Le Monde dénonce une "violation de la loi sur le secret des sources pour tenter de colmater les fuites du dossier Bettencourt". Sur son site Internet, le quotidien du soir révèle jeudi que la direction centrale du renseignement intérieur (DCRI) a bien examiné les appels téléphoniques de son journaliste Gérard Davet, qui enquêtait sur l'affaire Bettencourt-Woerth - auteur du livre Sarko m'a tuer. Le ministre de l'Intérieur, Claude Guéant, s'en est expliqué.
Des réquisitions classées "confidentiel"
C'est la juge d'instruction parisienne, Sylvie Zimmermann, chargée de l'enquête ouverte après la plainte du Monde pour "violation du secret des sources", qui a découvert que la DCRI avait examiné en juillet 2010, après deux réquisitions - classées "confidentiel" - à l'opérateur Orange, les factures détaillées de téléphone portable de Gérard Davet et de sa source supposée. La demande avait été faite au lendemain de la publication d'un article embarrassant pour Eric Woerth, alors ministre du Travail, qui a dû démissionner en raison de soupçons de financement politique illégal par Liliane Bettencourt.
La première réquisition réclamait les factures téléphoniques détaillées liées au téléphone portable (numéro des correspondants, heure de tous les appels entrants et sortants et leur géolocalisation) de Gérard Davet, entre le 12 et le 16 juillet 2010. La seconde concernait la liste des appels passés par David Sénat, conseiller pénal au cabinet de la garde des Sceaux de l'époque, Michèle Alliot-Marie, soupçonné d'être la "source" du Monde.
"On a la preuve des mensonges de l'Etat"
La DCRI et le gouvernement avaient déjà admis l'existence de cette opération, mais assuraient ne s'être intéressées qu'à la source de Gérard Davet et donc à l'éventuelle violation du secret professionnel d'un fonctionnaire. "On a la preuve des mensonges des autorités de l'Etat, ils ont bien espionné un journaliste pour mettre fin à une affaire embarrassante. Cela confirme qu'il existe un système au plus haut niveau de l'Etat destiné à déstabiliser les gens qui gênent le pouvoir", a déclaré Gérard Davet.
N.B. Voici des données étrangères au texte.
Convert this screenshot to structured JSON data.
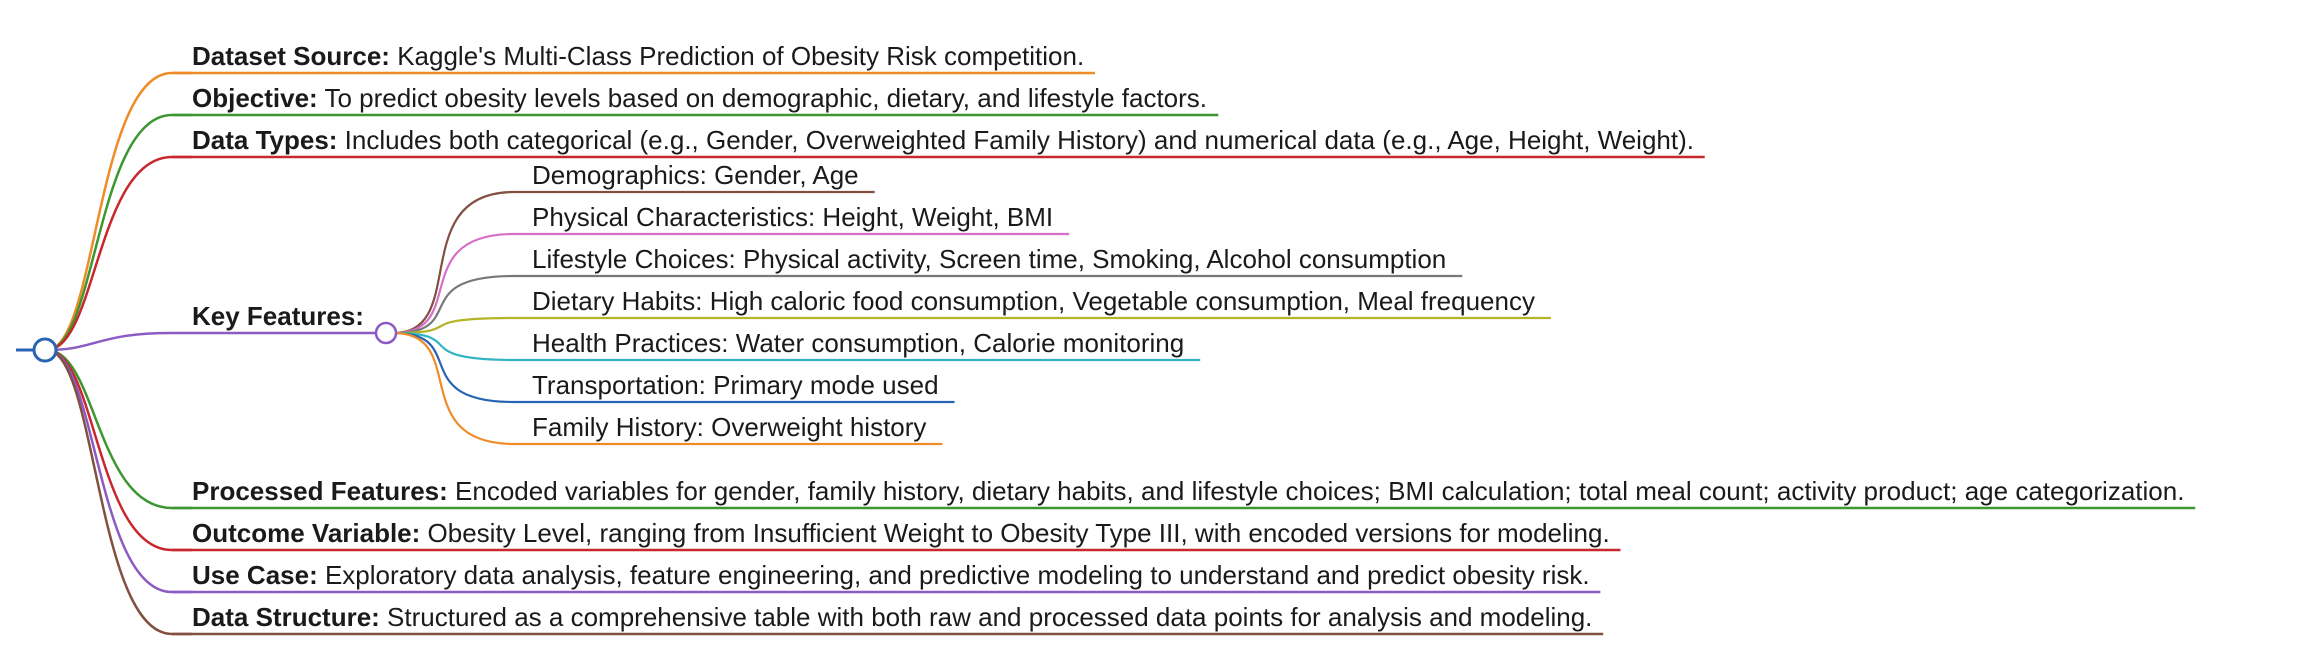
{
  "mindmap": {
    "branches": [
      {
        "label": "Dataset Source:",
        "text": "Kaggle's Multi-Class Prediction of Obesity Risk competition.",
        "color": "#f08c28"
      },
      {
        "label": "Objective:",
        "text": "To predict obesity levels based on demographic, dietary, and lifestyle factors.",
        "color": "#3c9632"
      },
      {
        "label": "Data Types:",
        "text": "Includes both categorical (e.g., Gender, Overweighted Family History) and numerical data (e.g., Age, Height, Weight).",
        "color": "#c8282d"
      },
      {
        "label": "Key Features:",
        "text": "",
        "color": "#8c5ac3",
        "children": [
          {
            "text": "Demographics: Gender, Age",
            "color": "#825041"
          },
          {
            "text": "Physical Characteristics: Height, Weight, BMI",
            "color": "#d76ec8"
          },
          {
            "text": "Lifestyle Choices: Physical activity, Screen time, Smoking, Alcohol consumption",
            "color": "#787878"
          },
          {
            "text": "Dietary Habits: High caloric food consumption, Vegetable consumption, Meal frequency",
            "color": "#b4b428"
          },
          {
            "text": "Health Practices: Water consumption, Calorie monitoring",
            "color": "#32b4c3"
          },
          {
            "text": "Transportation: Primary mode used",
            "color": "#2864b4"
          },
          {
            "text": "Family History: Overweight history",
            "color": "#f08c28"
          }
        ]
      },
      {
        "label": "Processed Features:",
        "text": "Encoded variables for gender, family history, dietary habits, and lifestyle choices; BMI calculation; total meal count; activity product; age categorization.",
        "color": "#3c9632"
      },
      {
        "label": "Outcome Variable:",
        "text": "Obesity Level, ranging from Insufficient Weight to Obesity Type III, with encoded versions for modeling.",
        "color": "#c8282d"
      },
      {
        "label": "Use Case:",
        "text": "Exploratory data analysis, feature engineering, and predictive modeling to understand and predict obesity risk.",
        "color": "#8c5ac3"
      },
      {
        "label": "Data Structure:",
        "text": "Structured as a comprehensive table with both raw and processed data points for analysis and modeling.",
        "color": "#825041"
      }
    ],
    "root_color": "#2864b4"
  }
}
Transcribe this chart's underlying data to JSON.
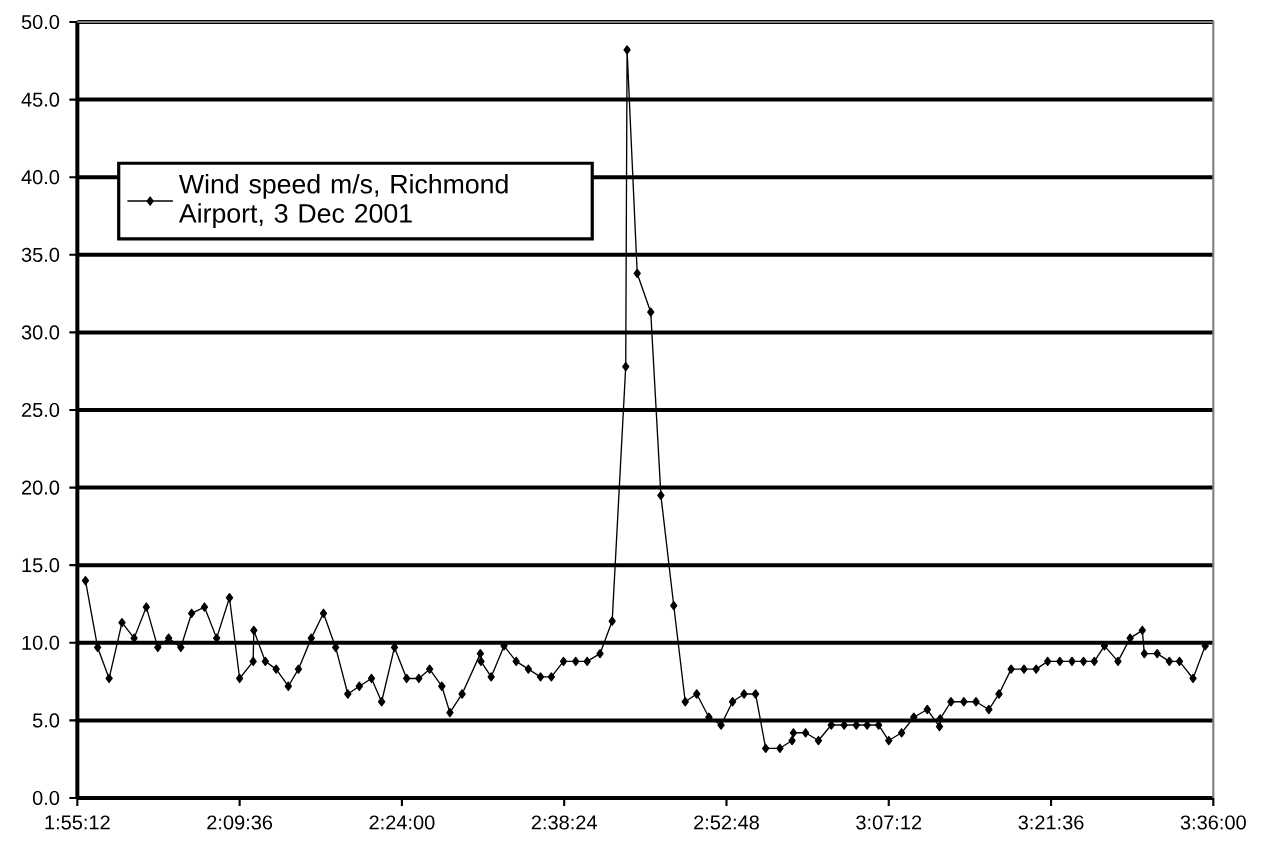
{
  "chart_data": {
    "type": "line",
    "xlim": [
      1.92,
      3.6
    ],
    "ylim": [
      0,
      50
    ],
    "xticks": [
      {
        "value": 1.92,
        "label": "1:55:12"
      },
      {
        "value": 2.16,
        "label": "2:09:36"
      },
      {
        "value": 2.4,
        "label": "2:24:00"
      },
      {
        "value": 2.64,
        "label": "2:38:24"
      },
      {
        "value": 2.88,
        "label": "2:52:48"
      },
      {
        "value": 3.12,
        "label": "3:07:12"
      },
      {
        "value": 3.36,
        "label": "3:21:36"
      },
      {
        "value": 3.6,
        "label": "3:36:00"
      }
    ],
    "yticks": [
      {
        "value": 0,
        "label": "0.0"
      },
      {
        "value": 5,
        "label": "5.0"
      },
      {
        "value": 10,
        "label": "10.0"
      },
      {
        "value": 15,
        "label": "15.0"
      },
      {
        "value": 20,
        "label": "20.0"
      },
      {
        "value": 25,
        "label": "25.0"
      },
      {
        "value": 30,
        "label": "30.0"
      },
      {
        "value": 35,
        "label": "35.0"
      },
      {
        "value": 40,
        "label": "40.0"
      },
      {
        "value": 45,
        "label": "45.0"
      },
      {
        "value": 50,
        "label": "50.0"
      }
    ],
    "grid": "y",
    "legend": "top left",
    "marker": "diamond",
    "line_style": "solid",
    "series": [
      {
        "name": "Wind speed m/s, Richmond Airport, 3 Dec 2001",
        "color": "#000000",
        "x": [
          1.932,
          1.95,
          1.967,
          1.986,
          2.004,
          2.022,
          2.039,
          2.055,
          2.073,
          2.089,
          2.108,
          2.126,
          2.145,
          2.16,
          2.18,
          2.181,
          2.198,
          2.214,
          2.232,
          2.247,
          2.266,
          2.284,
          2.302,
          2.32,
          2.337,
          2.355,
          2.37,
          2.389,
          2.407,
          2.425,
          2.441,
          2.459,
          2.471,
          2.489,
          2.516,
          2.517,
          2.532,
          2.551,
          2.569,
          2.587,
          2.605,
          2.621,
          2.639,
          2.657,
          2.674,
          2.693,
          2.711,
          2.731,
          2.733,
          2.748,
          2.768,
          2.783,
          2.802,
          2.819,
          2.836,
          2.854,
          2.872,
          2.889,
          2.906,
          2.923,
          2.938,
          2.959,
          2.977,
          2.979,
          2.997,
          3.016,
          3.035,
          3.054,
          3.072,
          3.088,
          3.105,
          3.12,
          3.139,
          3.157,
          3.177,
          3.195,
          3.196,
          3.212,
          3.231,
          3.249,
          3.268,
          3.283,
          3.301,
          3.32,
          3.338,
          3.355,
          3.373,
          3.391,
          3.408,
          3.424,
          3.439,
          3.459,
          3.477,
          3.495,
          3.498,
          3.517,
          3.535,
          3.55,
          3.57,
          3.588
        ],
        "values": [
          14.0,
          9.7,
          7.7,
          11.3,
          10.3,
          12.3,
          9.7,
          10.3,
          9.7,
          11.9,
          12.3,
          10.3,
          12.9,
          7.7,
          8.8,
          10.8,
          8.8,
          8.3,
          7.2,
          8.3,
          10.3,
          11.9,
          9.7,
          6.7,
          7.2,
          7.7,
          6.2,
          9.7,
          7.7,
          7.7,
          8.3,
          7.2,
          5.5,
          6.7,
          9.3,
          8.8,
          7.8,
          9.8,
          8.8,
          8.3,
          7.8,
          7.8,
          8.8,
          8.8,
          8.8,
          9.3,
          11.4,
          27.8,
          48.2,
          33.8,
          31.3,
          19.5,
          12.4,
          6.2,
          6.7,
          5.2,
          4.7,
          6.2,
          6.7,
          6.7,
          3.2,
          3.2,
          3.7,
          4.2,
          4.2,
          3.7,
          4.7,
          4.7,
          4.7,
          4.7,
          4.7,
          3.7,
          4.2,
          5.2,
          5.7,
          4.6,
          5.1,
          6.2,
          6.2,
          6.2,
          5.7,
          6.7,
          8.3,
          8.3,
          8.3,
          8.8,
          8.8,
          8.8,
          8.8,
          8.8,
          9.8,
          8.8,
          10.3,
          10.8,
          9.3,
          9.3,
          8.8,
          8.8,
          7.7,
          9.8
        ]
      }
    ]
  }
}
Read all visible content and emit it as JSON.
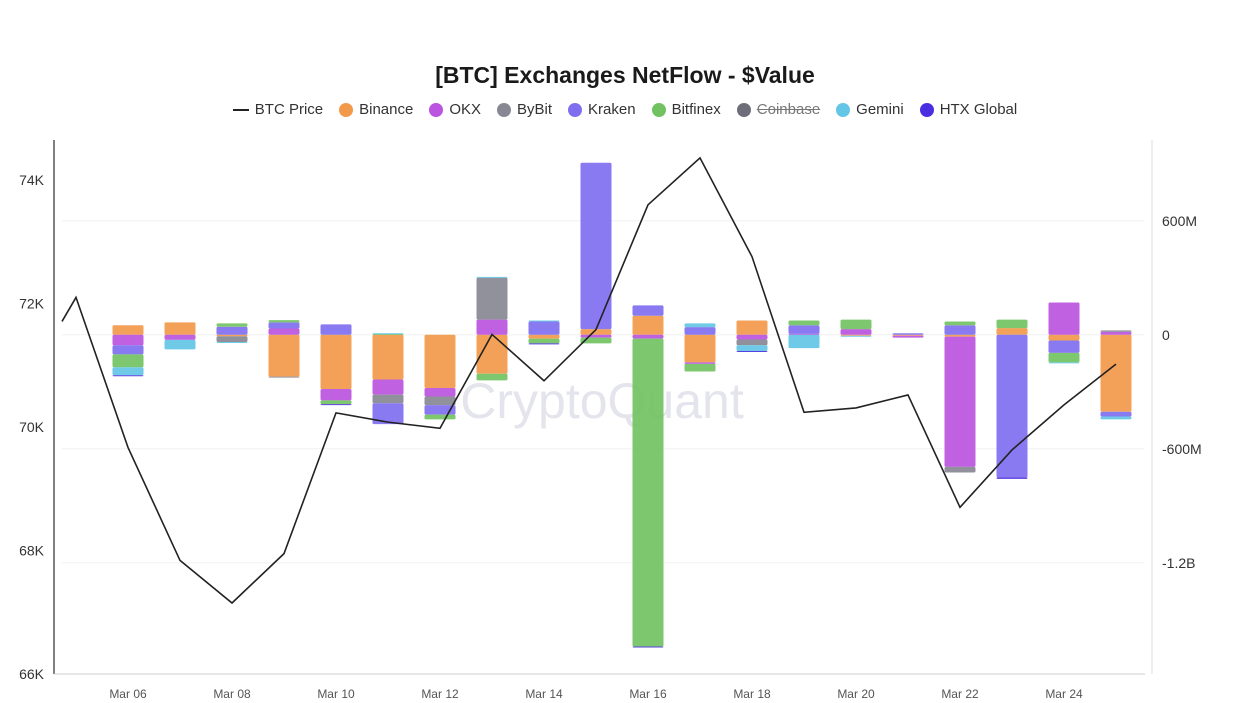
{
  "chart_data": {
    "type": "bar",
    "title": "[BTC] Exchanges NetFlow - $Value",
    "watermark": "CryptoQuant",
    "x_tick_labels": [
      "Mar 06",
      "Mar 08",
      "Mar 10",
      "Mar 12",
      "Mar 14",
      "Mar 16",
      "Mar 18",
      "Mar 20",
      "Mar 22",
      "Mar 24"
    ],
    "x_tick_dates": [
      "2024-03-06",
      "2024-03-08",
      "2024-03-10",
      "2024-03-12",
      "2024-03-14",
      "2024-03-16",
      "2024-03-18",
      "2024-03-20",
      "2024-03-22",
      "2024-03-24"
    ],
    "left_axis": {
      "ticks": [
        66000,
        68000,
        70000,
        72000,
        74000
      ],
      "tick_labels": [
        "66K",
        "68K",
        "70K",
        "72K",
        "74K"
      ],
      "ylim": [
        66000,
        74650
      ]
    },
    "right_axis": {
      "ticks": [
        -1200,
        -600,
        0,
        600
      ],
      "tick_labels": [
        "-1.2B",
        "-600M",
        "0",
        "600M"
      ],
      "unit": "USD millions",
      "ylim": [
        -1785,
        1025
      ]
    },
    "grid": true,
    "legend_placement": "top-center",
    "legend": [
      {
        "name": "BTC Price",
        "color": "#222222",
        "kind": "line",
        "hidden": false
      },
      {
        "name": "Binance",
        "color": "#f2994a",
        "kind": "bar",
        "hidden": false
      },
      {
        "name": "OKX",
        "color": "#bb54e0",
        "kind": "bar",
        "hidden": false
      },
      {
        "name": "ByBit",
        "color": "#888894",
        "kind": "bar",
        "hidden": false
      },
      {
        "name": "Kraken",
        "color": "#7f6ff0",
        "kind": "bar",
        "hidden": false
      },
      {
        "name": "Bitfinex",
        "color": "#72c262",
        "kind": "bar",
        "hidden": false
      },
      {
        "name": "Coinbase",
        "color": "#6e6e7a",
        "kind": "bar",
        "hidden": true
      },
      {
        "name": "Gemini",
        "color": "#63c6e6",
        "kind": "bar",
        "hidden": false
      },
      {
        "name": "HTX Global",
        "color": "#4a2fe0",
        "kind": "bar",
        "hidden": false
      }
    ],
    "price_line": {
      "name": "BTC Price",
      "dates": [
        "2024-03-05",
        "2024-03-06",
        "2024-03-07",
        "2024-03-08",
        "2024-03-09",
        "2024-03-10",
        "2024-03-11",
        "2024-03-12",
        "2024-03-13",
        "2024-03-14",
        "2024-03-15",
        "2024-03-16",
        "2024-03-17",
        "2024-03-18",
        "2024-03-19",
        "2024-03-20",
        "2024-03-21",
        "2024-03-22",
        "2024-03-23",
        "2024-03-24",
        "2024-03-25"
      ],
      "values": [
        72100,
        69670,
        67840,
        67150,
        67950,
        70230,
        70080,
        69980,
        71500,
        70750,
        71580,
        73600,
        74360,
        72760,
        70240,
        70310,
        70520,
        68700,
        69630,
        70360,
        71020
      ]
    },
    "bar_dates": [
      "2024-03-06",
      "2024-03-07",
      "2024-03-08",
      "2024-03-09",
      "2024-03-10",
      "2024-03-11",
      "2024-03-12",
      "2024-03-13",
      "2024-03-14",
      "2024-03-15",
      "2024-03-16",
      "2024-03-17",
      "2024-03-18",
      "2024-03-19",
      "2024-03-20",
      "2024-03-21",
      "2024-03-22",
      "2024-03-23",
      "2024-03-24",
      "2024-03-25"
    ],
    "series": [
      {
        "name": "Binance",
        "values": [
          50,
          65,
          -8,
          -220,
          -285,
          -235,
          -280,
          -205,
          -20,
          30,
          100,
          -145,
          75,
          0,
          -5,
          -5,
          -10,
          35,
          -30,
          -405
        ]
      },
      {
        "name": "OKX",
        "values": [
          -55,
          -27,
          0,
          33,
          -60,
          -80,
          -45,
          80,
          0,
          -15,
          -20,
          -8,
          -25,
          5,
          30,
          -10,
          -685,
          0,
          170,
          15
        ]
      },
      {
        "name": "ByBit",
        "values": [
          0,
          0,
          -30,
          -5,
          0,
          -45,
          -45,
          220,
          0,
          0,
          0,
          0,
          -30,
          0,
          0,
          0,
          -30,
          0,
          0,
          8
        ]
      },
      {
        "name": "Kraken",
        "values": [
          -48,
          0,
          42,
          32,
          55,
          -110,
          -50,
          0,
          70,
          875,
          55,
          40,
          0,
          45,
          0,
          8,
          50,
          -750,
          -65,
          -25
        ]
      },
      {
        "name": "Bitfinex",
        "values": [
          -68,
          0,
          18,
          12,
          -20,
          5,
          -25,
          -35,
          -25,
          -30,
          -1620,
          -40,
          0,
          25,
          50,
          0,
          20,
          45,
          -50,
          0
        ]
      },
      {
        "name": "Coinbase",
        "values": []
      },
      {
        "name": "Gemini",
        "values": [
          -42,
          -50,
          -5,
          0,
          0,
          3,
          0,
          5,
          5,
          0,
          0,
          20,
          -30,
          -70,
          -5,
          0,
          0,
          0,
          -5,
          -15
        ]
      },
      {
        "name": "HTX Global",
        "values": [
          -5,
          0,
          0,
          0,
          -5,
          0,
          0,
          0,
          -5,
          0,
          -5,
          0,
          -5,
          0,
          0,
          0,
          0,
          -8,
          0,
          0
        ]
      }
    ]
  }
}
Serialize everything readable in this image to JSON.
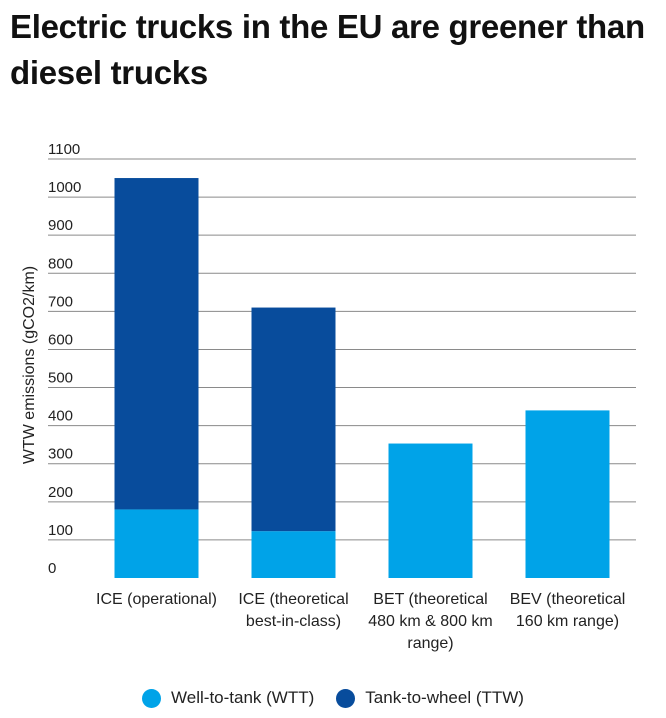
{
  "chart_data": {
    "type": "bar",
    "stacked": true,
    "title": "Electric trucks in the EU are greener than diesel trucks",
    "ylabel": "WTW emissions (gCO2/km)",
    "ylim": [
      0,
      1100
    ],
    "yticks": [
      0,
      100,
      200,
      300,
      400,
      500,
      600,
      700,
      800,
      900,
      1000,
      1100
    ],
    "grid": true,
    "categories": [
      [
        "ICE (operational)"
      ],
      [
        "ICE (theoretical",
        "best-in-class)"
      ],
      [
        "BET (theoretical",
        "480 km & 800 km",
        "range)"
      ],
      [
        "BEV (theoretical",
        "160 km range)"
      ]
    ],
    "series": [
      {
        "name": "Well-to-tank (WTT)",
        "color": "#00a3e8",
        "values": [
          180,
          123,
          353,
          440
        ]
      },
      {
        "name": "Tank-to-wheel (TTW)",
        "color": "#084c9c",
        "values": [
          870,
          587,
          0,
          0
        ]
      }
    ],
    "legend_position": "bottom"
  }
}
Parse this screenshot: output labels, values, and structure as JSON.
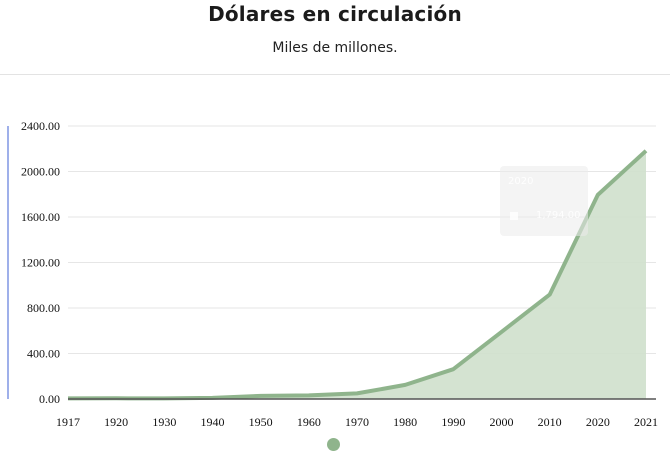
{
  "title": "Dólares en circulación",
  "subtitle": "Miles de millones.",
  "tooltip": {
    "year": "2020",
    "value": "1,794.00"
  },
  "colors": {
    "line": "#8fb48c",
    "area": "#cfe0cc",
    "axis_accent": "#9fb0ea",
    "baseline": "#555555",
    "grid": "#e6e6e6"
  },
  "chart_data": {
    "type": "area",
    "title": "Dólares en circulación",
    "subtitle": "Miles de millones.",
    "xlabel": "",
    "ylabel": "",
    "x": [
      "1917",
      "1920",
      "1930",
      "1940",
      "1950",
      "1960",
      "1970",
      "1980",
      "1990",
      "2000",
      "2010",
      "2020",
      "2021"
    ],
    "series": [
      {
        "values": [
          5,
          6,
          5,
          10,
          27,
          32,
          49,
          124,
          262,
          590,
          918,
          1794,
          2182
        ]
      }
    ],
    "y_ticks": [
      "0.00",
      "400.00",
      "800.00",
      "1200.00",
      "1600.00",
      "2000.00",
      "2400.00"
    ],
    "ylim": [
      0,
      2400
    ],
    "grid": true,
    "legend": "bottom-center"
  }
}
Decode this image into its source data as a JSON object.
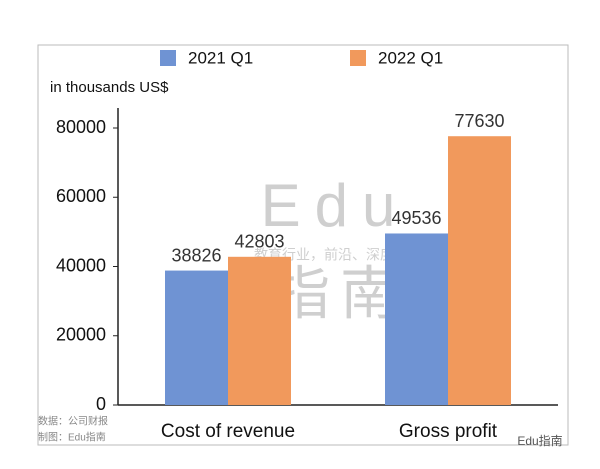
{
  "chart_data": {
    "type": "bar",
    "axis_label": "in thousands US$",
    "categories": [
      "Cost of revenue",
      "Gross profit"
    ],
    "series": [
      {
        "name": "2021 Q1",
        "color": "#6f93d3",
        "values": [
          38826,
          49536
        ]
      },
      {
        "name": "2022 Q1",
        "color": "#f1995c",
        "values": [
          42803,
          77630
        ]
      }
    ],
    "ylim": [
      0,
      80000
    ],
    "yticks": [
      0,
      20000,
      40000,
      60000,
      80000
    ]
  },
  "watermark": {
    "title": "Edu",
    "subtitle": "教育行业，前沿、深度、独家",
    "name": "指南"
  },
  "source": {
    "data": "数据：公司财报",
    "made_by": "制图：Edu指南",
    "account": "Edu指南"
  }
}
Claude Guéant a confirmé jeudi l'existence d'une enquête mais nié que Gérard Davet ait été visé. "Il y a eu effectivement des repérages de communications téléphoniques, ce qui est tout à fait différent d'une écoute. Le repérage des communications ne permet pas de connaître la teneur d'une conversation", a-t-il dit. "Il s'agissait de rechercher l'auteur de la divulgation - présent à l'intérieur de l' administration - de procédures judiciaires, ce qui est tout à fait scandaleux. Il s'agissait donc de rechercher l'auteur d'un dysfonctionnement administratif grave", a ajouté le ministre de l'Intérieur.
Sur la base de relevés téléphoniques, David Sénat avait dû quitter ses fonctions, soupçonné d'avoir été une de ces sources. Il a été chargé d'une mission sur la cour d'appel de Cayenne.